Artist Talks with Brandeis Students and the Public

Artist Shimon Attie was on campus to engage with Brandeis students in art history and studio art classes and in informal conversations called "rendezvous with the arts" (offered by the Exceptional Achievement Program). He also gave the following artist talks.

"Israel/Palestine: Facts on the Ground"

"Gendered and Other Memory Spaces"

"Language and Landscape," a panel discussion with Shimon Attie and Joseph Wardwell, moderated by Professor Peter R. Kalb.

This artist residency was generously funded by the Poses Fund, Brandeis Arts Council, presented by the Department of Fine Arts and cosponsored by the Schusterman Center for Israel Studies and the Women, Gender, and Sexuality Studies Program.

About the artwork:

For "Facts on the Ground," I created and staged approximately 30 site-specific installations across Israel and Palestine.

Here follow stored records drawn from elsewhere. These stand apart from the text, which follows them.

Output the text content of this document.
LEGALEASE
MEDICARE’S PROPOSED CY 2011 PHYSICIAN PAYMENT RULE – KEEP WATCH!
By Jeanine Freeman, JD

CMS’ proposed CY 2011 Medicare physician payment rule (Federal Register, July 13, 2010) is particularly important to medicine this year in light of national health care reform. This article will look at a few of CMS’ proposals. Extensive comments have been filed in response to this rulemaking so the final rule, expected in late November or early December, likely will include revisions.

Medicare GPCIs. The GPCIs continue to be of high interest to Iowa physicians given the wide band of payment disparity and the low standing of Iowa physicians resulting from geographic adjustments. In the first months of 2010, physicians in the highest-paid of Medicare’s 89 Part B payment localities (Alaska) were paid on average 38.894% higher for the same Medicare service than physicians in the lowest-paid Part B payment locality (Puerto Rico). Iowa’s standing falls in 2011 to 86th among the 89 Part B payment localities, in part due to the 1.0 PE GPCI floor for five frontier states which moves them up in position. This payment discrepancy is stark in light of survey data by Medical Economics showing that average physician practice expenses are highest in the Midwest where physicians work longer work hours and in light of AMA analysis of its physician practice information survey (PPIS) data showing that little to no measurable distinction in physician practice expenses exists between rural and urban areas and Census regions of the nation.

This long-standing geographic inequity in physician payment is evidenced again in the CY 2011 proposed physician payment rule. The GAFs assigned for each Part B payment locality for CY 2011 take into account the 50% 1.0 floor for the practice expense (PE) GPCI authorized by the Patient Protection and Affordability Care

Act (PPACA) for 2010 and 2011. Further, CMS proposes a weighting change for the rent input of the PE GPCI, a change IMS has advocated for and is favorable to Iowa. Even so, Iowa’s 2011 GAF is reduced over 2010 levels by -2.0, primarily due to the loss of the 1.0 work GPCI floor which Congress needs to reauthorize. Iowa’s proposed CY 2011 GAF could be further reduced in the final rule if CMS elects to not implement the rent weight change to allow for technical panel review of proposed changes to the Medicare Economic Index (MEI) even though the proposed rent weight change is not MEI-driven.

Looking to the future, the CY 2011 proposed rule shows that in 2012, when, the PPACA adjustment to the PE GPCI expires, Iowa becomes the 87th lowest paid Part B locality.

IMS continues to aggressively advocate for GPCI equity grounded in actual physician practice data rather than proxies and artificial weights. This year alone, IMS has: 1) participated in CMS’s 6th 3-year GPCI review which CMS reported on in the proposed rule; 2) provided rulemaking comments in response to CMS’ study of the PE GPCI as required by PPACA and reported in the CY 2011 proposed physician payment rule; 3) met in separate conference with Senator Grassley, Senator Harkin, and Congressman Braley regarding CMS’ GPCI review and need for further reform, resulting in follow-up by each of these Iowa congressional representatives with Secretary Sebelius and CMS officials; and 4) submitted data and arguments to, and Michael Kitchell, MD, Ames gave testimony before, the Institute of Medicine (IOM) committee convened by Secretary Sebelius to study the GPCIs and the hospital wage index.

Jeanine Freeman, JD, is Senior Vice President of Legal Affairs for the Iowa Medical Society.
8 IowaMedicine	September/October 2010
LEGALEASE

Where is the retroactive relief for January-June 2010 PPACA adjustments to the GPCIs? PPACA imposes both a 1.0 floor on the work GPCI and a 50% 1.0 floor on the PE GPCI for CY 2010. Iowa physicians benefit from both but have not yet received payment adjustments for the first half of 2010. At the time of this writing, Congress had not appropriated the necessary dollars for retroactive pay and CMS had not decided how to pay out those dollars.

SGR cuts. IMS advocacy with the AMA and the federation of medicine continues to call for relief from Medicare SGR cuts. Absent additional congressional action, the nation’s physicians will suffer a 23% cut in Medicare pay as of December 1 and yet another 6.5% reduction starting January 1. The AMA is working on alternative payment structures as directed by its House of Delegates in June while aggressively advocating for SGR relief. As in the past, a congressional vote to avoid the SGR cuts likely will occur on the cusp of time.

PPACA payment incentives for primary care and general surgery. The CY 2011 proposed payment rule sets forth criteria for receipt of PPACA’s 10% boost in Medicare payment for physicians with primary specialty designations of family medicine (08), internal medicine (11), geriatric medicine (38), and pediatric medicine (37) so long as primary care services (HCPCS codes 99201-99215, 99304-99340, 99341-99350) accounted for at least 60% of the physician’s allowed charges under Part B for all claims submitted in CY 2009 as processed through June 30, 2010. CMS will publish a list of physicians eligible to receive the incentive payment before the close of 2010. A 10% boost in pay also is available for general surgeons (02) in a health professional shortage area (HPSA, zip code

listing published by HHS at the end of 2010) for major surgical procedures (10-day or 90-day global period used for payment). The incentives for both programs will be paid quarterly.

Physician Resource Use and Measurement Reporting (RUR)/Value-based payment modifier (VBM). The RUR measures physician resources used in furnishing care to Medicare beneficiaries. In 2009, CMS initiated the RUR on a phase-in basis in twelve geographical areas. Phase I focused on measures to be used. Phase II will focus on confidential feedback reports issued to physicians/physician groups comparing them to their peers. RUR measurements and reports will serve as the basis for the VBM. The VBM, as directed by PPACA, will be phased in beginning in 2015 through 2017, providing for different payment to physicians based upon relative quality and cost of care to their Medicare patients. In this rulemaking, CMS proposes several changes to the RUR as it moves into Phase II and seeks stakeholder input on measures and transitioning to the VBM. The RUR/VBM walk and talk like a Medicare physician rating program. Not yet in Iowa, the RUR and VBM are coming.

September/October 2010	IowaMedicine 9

The works existed as on-site installations, but were also created largely in-order-to-be-photographed. Each intervention was composed of illuminated text, mostly created by custom-made light boxes; one from mirrored letters. They were sited and installed primarily in and around Tel Aviv, Jerusalem, the Negev desert, and in the occupied West Bank.

Each installation created a brief, enigmatic phrase inserted into the city/landscape. I intended for the phrases to resist easy interpretation, while pointing to some of the psychological, cultural, and political imperatives that underlie the uneasy mood in present day Israel/Palestine or that reflect the Conflict in the region. Some phrases were culled from the history of Zionism, while others were literary and artistic distillations.

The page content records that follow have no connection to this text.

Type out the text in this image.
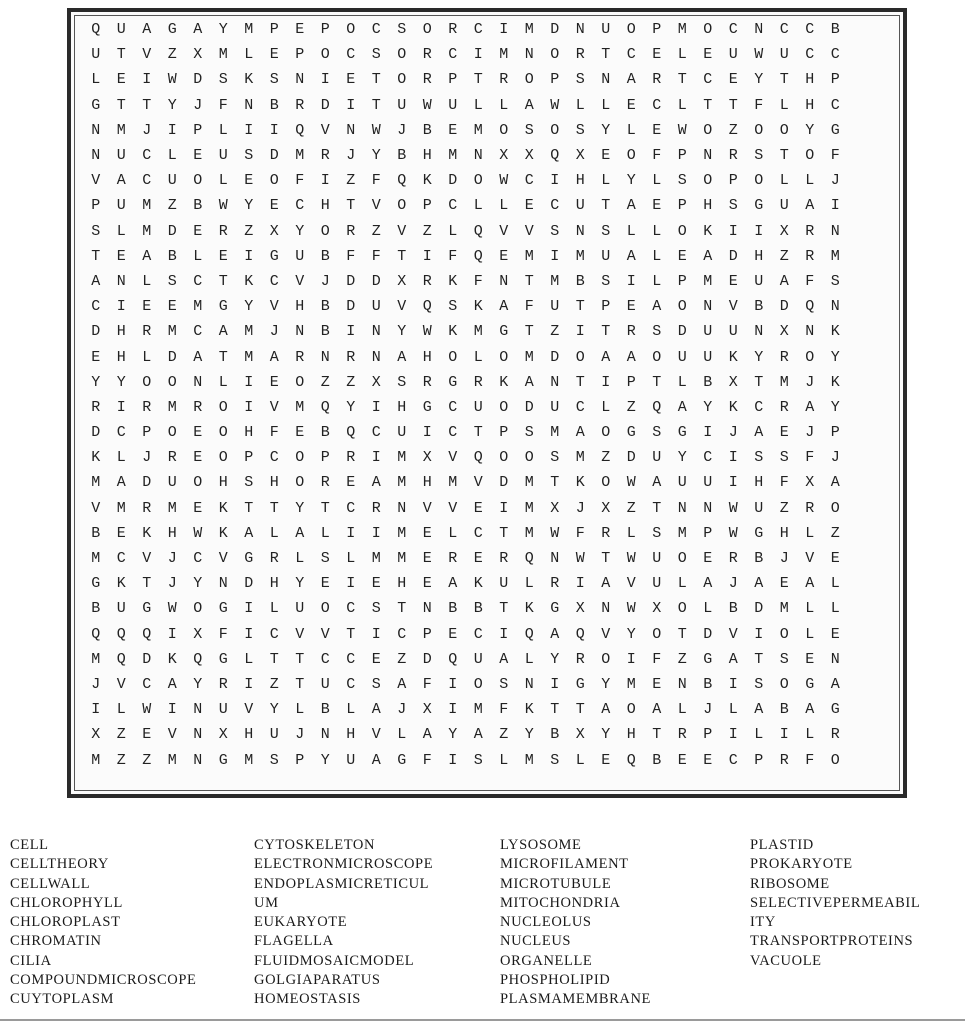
Q	U	A	G	A	Y	M	P	E	P	O	C	S	O	R	C	I	M	D	N	U	O	P	M	O	C	N	C	C	B
U	T	V	Z	X	M	L	E	P	O	C	S	O	R	C	I	M	N	O	R	T	C	E	L	E	U	W	U	C	C
L	E	I	W	D	S	K	S	N	I	E	T	O	R	P	T	R	O	P	S	N	A	R	T	C	E	Y	T	H	P
G	T	T	Y	J	F	N	B	R	D	I	T	U	W	U	L	L	A	W	L	L	E	C	L	T	T	F	L	H	C
N	M	J	I	P	L	I	I	Q	V	N	W	J	B	E	M	O	S	O	S	Y	L	E	W	O	Z	O	O	Y	G
N	U	C	L	E	U	S	D	M	R	J	Y	B	H	M	N	X	X	Q	X	E	O	F	P	N	R	S	T	O	F
V	A	C	U	O	L	E	O	F	I	Z	F	Q	K	D	O	W	C	I	H	L	Y	L	S	O	P	O	L	L	J
P	U	M	Z	B	W	Y	E	C	H	T	V	O	P	C	L	L	E	C	U	T	A	E	P	H	S	G	U	A	I
S	L	M	D	E	R	Z	X	Y	O	R	Z	V	Z	L	Q	V	V	S	N	S	L	L	O	K	I	I	X	R	N
T	E	A	B	L	E	I	G	U	B	F	F	T	I	F	Q	E	M	I	M	U	A	L	E	A	D	H	Z	R	M
A	N	L	S	C	T	K	C	V	J	D	D	X	R	K	F	N	T	M	B	S	I	L	P	M	E	U	A	F	S
C	I	E	E	M	G	Y	V	H	B	D	U	V	Q	S	K	A	F	U	T	P	E	A	O	N	V	B	D	Q	N
D	H	R	M	C	A	M	J	N	B	I	N	Y	W	K	M	G	T	Z	I	T	R	S	D	U	U	N	X	N	K
E	H	L	D	A	T	M	A	R	N	R	N	A	H	O	L	O	M	D	O	A	A	O	U	U	K	Y	R	O	Y
Y	Y	O	O	N	L	I	E	O	Z	Z	X	S	R	G	R	K	A	N	T	I	P	T	L	B	X	T	M	J	K
R	I	R	M	R	O	I	V	M	Q	Y	I	H	G	C	U	O	D	U	C	L	Z	Q	A	Y	K	C	R	A	Y
D	C	P	O	E	O	H	F	E	B	Q	C	U	I	C	T	P	S	M	A	O	G	S	G	I	J	A	E	J	P
K	L	J	R	E	O	P	C	O	P	R	I	M	X	V	Q	O	O	S	M	Z	D	U	Y	C	I	S	S	F	J
M	A	D	U	O	H	S	H	O	R	E	A	M	H	M	V	D	M	T	K	O	W	A	U	U	I	H	F	X	A
V	M	R	M	E	K	T	T	Y	T	C	R	N	V	V	E	I	M	X	J	X	Z	T	N	N	W	U	Z	R	O
B	E	K	H	W	K	A	L	A	L	I	I	M	E	L	C	T	M	W	F	R	L	S	M	P	W	G	H	L	Z
M	C	V	J	C	V	G	R	L	S	L	M	M	E	R	E	R	Q	N	W	T	W	U	O	E	R	B	J	V	E
G	K	T	J	Y	N	D	H	Y	E	I	E	H	E	A	K	U	L	R	I	A	V	U	L	A	J	A	E	A	L
B	U	G	W	O	G	I	L	U	O	C	S	T	N	B	B	T	K	G	X	N	W	X	O	L	B	D	M	L	L
Q	Q	Q	I	X	F	I	C	V	V	T	I	C	P	E	C	I	Q	A	Q	V	Y	O	T	D	V	I	O	L	E
M	Q	D	K	Q	G	L	T	T	C	C	E	Z	D	Q	U	A	L	Y	R	O	I	F	Z	G	A	T	S	E	N
J	V	C	A	Y	R	I	Z	T	U	C	S	A	F	I	O	S	N	I	G	Y	M	E	N	B	I	S	O	G	A
I	L	W	I	N	U	V	Y	L	B	L	A	J	X	I	M	F	K	T	T	A	O	A	L	J	L	A	B	A	G
X	Z	E	V	N	X	H	U	J	N	H	V	L	A	Y	A	Z	Y	B	X	Y	H	T	R	P	I	L	I	L	R
M	Z	Z	M	N	G	M	S	P	Y	U	A	G	F	I	S	L	M	S	L	E	Q	B	E	E	C	P	R	F	O
CELL
CELLTHEORY
CELLWALL
CHLOROPHYLL
CHLOROPLAST
CHROMATIN
CILIA
COMPOUNDMICROSCOPE
CUYTOPLASM
CYTOSKELETON
ELECTRONMICROSCOPE
ENDOPLASMICRETICUL
UM
EUKARYOTE
FLAGELLA
FLUIDMOSAICMODEL
GOLGIAPARATUS
HOMEOSTASIS
LYSOSOME
MICROFILAMENT
MICROTUBULE
MITOCHONDRIA
NUCLEOLUS
NUCLEUS
ORGANELLE
PHOSPHOLIPID
PLASMAMEMBRANE
PLASTID
PROKARYOTE
RIBOSOME
SELECTIVEPERMEABIL
ITY
TRANSPORTPROTEINS
VACUOLE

A typical installation and phrase was comprised of between 1 and 3 light box pieces. While the interventions had an in-situ installation component with members of the public interacting with and responding to the works, the conceptual framing, visual composition and overall choreography were considered with the final art photographs in mind. Each work was set up in mid to late afternoon and lasted until darkness. I photographed the light box installations interacting with their sites during these hours.

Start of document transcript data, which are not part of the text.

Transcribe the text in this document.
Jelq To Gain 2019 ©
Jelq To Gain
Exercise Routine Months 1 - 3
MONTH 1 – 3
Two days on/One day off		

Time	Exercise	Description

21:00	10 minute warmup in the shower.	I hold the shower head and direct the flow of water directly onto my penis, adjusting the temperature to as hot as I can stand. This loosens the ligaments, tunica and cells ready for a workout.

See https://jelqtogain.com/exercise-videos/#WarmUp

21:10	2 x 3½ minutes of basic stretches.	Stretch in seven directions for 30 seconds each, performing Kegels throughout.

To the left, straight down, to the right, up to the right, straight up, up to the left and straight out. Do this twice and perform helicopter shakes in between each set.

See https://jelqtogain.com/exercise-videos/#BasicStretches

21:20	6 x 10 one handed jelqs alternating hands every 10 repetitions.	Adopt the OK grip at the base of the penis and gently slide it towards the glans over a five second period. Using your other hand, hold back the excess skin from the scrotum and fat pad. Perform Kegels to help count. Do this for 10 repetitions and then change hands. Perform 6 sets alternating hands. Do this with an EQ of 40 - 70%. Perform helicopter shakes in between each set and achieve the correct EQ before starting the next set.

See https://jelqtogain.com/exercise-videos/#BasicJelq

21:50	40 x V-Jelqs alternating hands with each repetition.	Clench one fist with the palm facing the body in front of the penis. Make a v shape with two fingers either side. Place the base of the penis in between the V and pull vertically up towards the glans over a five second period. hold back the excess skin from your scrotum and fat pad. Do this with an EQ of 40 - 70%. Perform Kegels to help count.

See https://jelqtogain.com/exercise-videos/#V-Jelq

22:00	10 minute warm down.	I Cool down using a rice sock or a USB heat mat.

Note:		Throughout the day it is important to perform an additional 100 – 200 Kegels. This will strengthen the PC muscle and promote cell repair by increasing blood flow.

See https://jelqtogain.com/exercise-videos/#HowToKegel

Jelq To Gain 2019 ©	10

The installations and photographs were site-specific in every sense. The phrases and visual composition of the boxes were both carefully considered in light of the cultural, historical, socio-political and physical dimension of each site.

As with my earlier works, I sought to create content-driven pieces that are visually arresting and conceptually layered. My aim was to create works of art that offer opportunities for reflection, and that might raise as many questions as they answer.

About the artist

Shimon Attie’s artistic practice includes creating site-specific installations in public places, accompanying art photographs, immersive multiple channel hd video installations for museums and galleries, and new media works.

For two decades, Attie has made art that allows us to reflect on the relationship between place, memory and identity. In many of his projects, he engages local communities in finding new ways of representing their history, memory, and potential futures, and explores how contemporary media may be used to re-imagine new relationships between space, time, place and identity. He is particularly concerned with issues of loss, communal trauma and the potential for regeneration.

In earlier works, Attie has used contemporary media to re-animate architectural and public sites with images of their lost histories, and how histories of marginalized and forgotten communities may be visually introduced into the physical landscape of the present. These works ranged from on-location slide projections in Berlin’s former Jewish quarter, to underwater light boxes in Copenhagen’s Borsgraven Canal, to sophisticated laser projections illuminating the immigrant experience on tenement buildings on New York’s Lower East Side, Attie has described these works, in part, as “a kind of peeling back of the wallpaper of today to reveal the histories buried underneath.”